Greater than 5 Percent Compressive Strain in Graphene via the Self Rolled up Membrane Platform

TL;DR

This paper demonstrates a novel self-rolled-up membrane platform to induce over 5% compressive strain in graphene, enabling advanced strain engineering for optoelectronic property control.

Contribution

It introduces a self-rolled-up membrane method for applying high levels of strain to graphene, surpassing conventional techniques.

Findings

Achieved approximately 5% compressive strain in graphene.

Raman spectroscopy confirmed strain via G peak shifts.

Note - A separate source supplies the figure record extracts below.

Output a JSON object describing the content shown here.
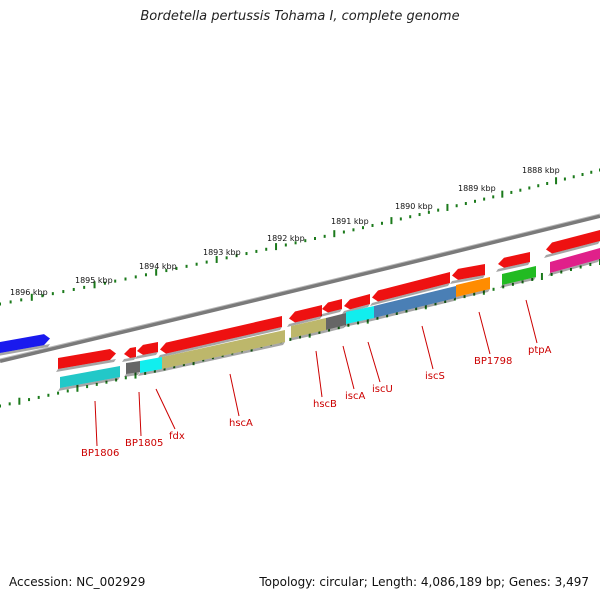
{
  "title": "Bordetella pertussis Tohama I, complete genome",
  "footer": {
    "accession": "Accession: NC_002929",
    "topology": "Topology: circular; Length: 4,086,189 bp; Genes: 3,497"
  },
  "kbp_labels": [
    "1896 kbp",
    "1895 kbp",
    "1894 kbp",
    "1893 kbp",
    "1892 kbp",
    "1891 kbp",
    "1890 kbp",
    "1889 kbp",
    "1888 kbp"
  ],
  "gene_labels": [
    "BP1806",
    "BP1805",
    "fdx",
    "hscA",
    "hscB",
    "iscA",
    "iscU",
    "iscS",
    "BP1798",
    "ptpA"
  ],
  "colors": {
    "backbone": "#7a7a7a",
    "tick": "#1b7a1b",
    "cds": "#ee1111",
    "label": "#cc0000",
    "blue": "#1a1aee",
    "cyan": "#22c8c8",
    "gray": "#666666",
    "brightcyan": "#11eeee",
    "khaki": "#bdb76b",
    "steel": "#4a7fb5",
    "orange": "#ff8c00",
    "green": "#22bb22",
    "magenta": "#e0208a"
  }
}
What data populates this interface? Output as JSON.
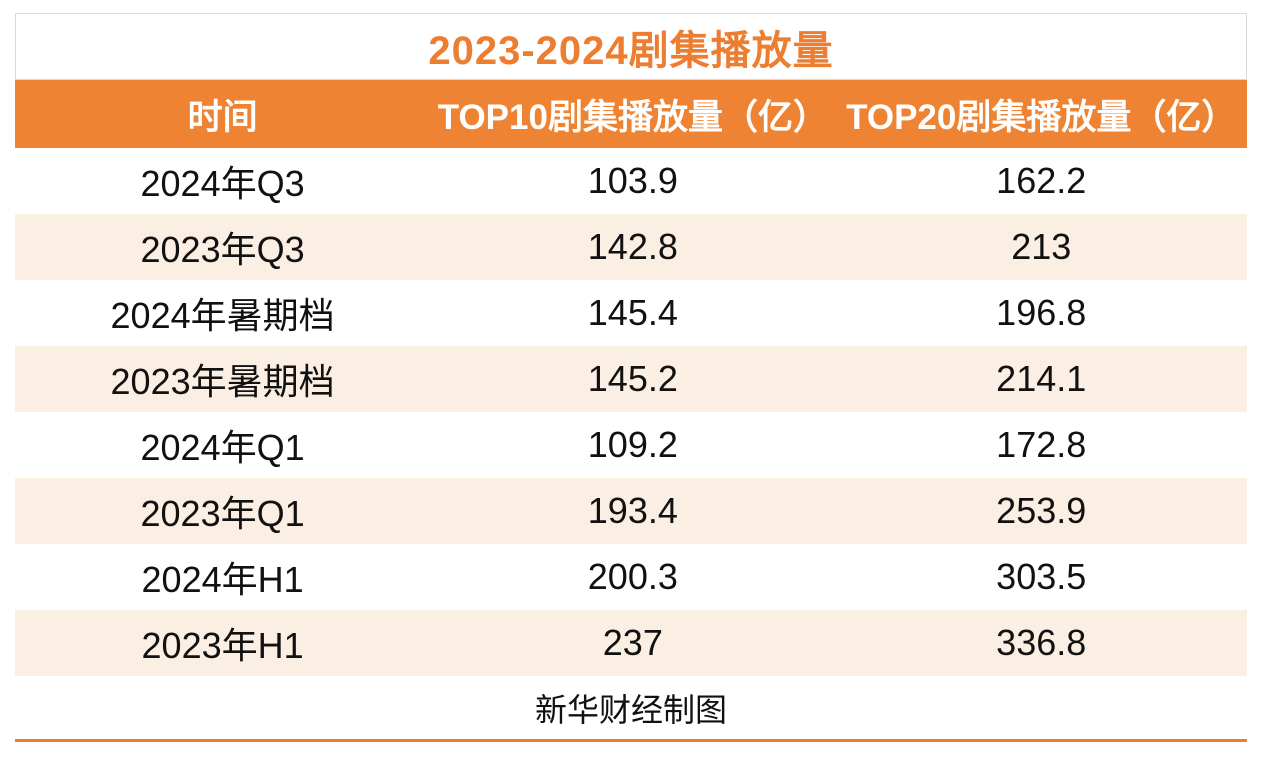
{
  "title": "2023-2024剧集播放量",
  "source_note": "新华财经制图",
  "colors": {
    "accent_orange": "#ee8433",
    "title_orange": "#ed7d31",
    "banded_row_cream": "#fbeee3",
    "border_gray": "#d9d9d9",
    "text_black": "#111111",
    "header_text_white": "#ffffff"
  },
  "chart_data": {
    "type": "table",
    "title": "2023-2024剧集播放量",
    "columns": [
      "时间",
      "TOP10剧集播放量（亿）",
      "TOP20剧集播放量（亿）"
    ],
    "rows": [
      [
        "2024年Q3",
        "103.9",
        "162.2"
      ],
      [
        "2023年Q3",
        "142.8",
        "213"
      ],
      [
        "2024年暑期档",
        "145.4",
        "196.8"
      ],
      [
        "2023年暑期档",
        "145.2",
        "214.1"
      ],
      [
        "2024年Q1",
        "109.2",
        "172.8"
      ],
      [
        "2023年Q1",
        "193.4",
        "253.9"
      ],
      [
        "2024年H1",
        "200.3",
        "303.5"
      ],
      [
        "2023年H1",
        "237",
        "336.8"
      ]
    ],
    "footer": "新华财经制图",
    "layout": {
      "banded_rows": "alternating white and cream, 2023 rows shaded",
      "gridlines": "none",
      "alignment": "all cells centered"
    }
  }
}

Strain level can be increased by reducing the SRuM diameter.

Abstract

Graphene is an atomically thin metallic membrane capable of sustaining reversible strain and offers a tempting prospect of controlling its optoelectronic properties via strain. Graphenes exceptional mechanical flexibility and tensile strength provide a lot of room for strain engineering. Here we use the self-rolled-up membrane platform for strain engineering and integration of graphene with stressed dielectric thin films. Graphene rolls up or down together with the stressed film upon releasing from the substrate and the curvature of the rolled-up film stack enables the strain tuning of the graphene monolayer. Raman spectroscopy was used to characterize the uniaxial strain in rolled up graphene by quantifying the red shift and splitting of the G peak in the doubly degenerate E2g optical mode. Approximately 5 percent compressive strain is realized using a SRuM diameter of roughly 2 microns. By reducing the diameter of the SRuM structure, even higher strain level can be reached. The SRuM approach can also be readily applied to induce strain in other materials beyond the level that can be achieved using conventional approaches.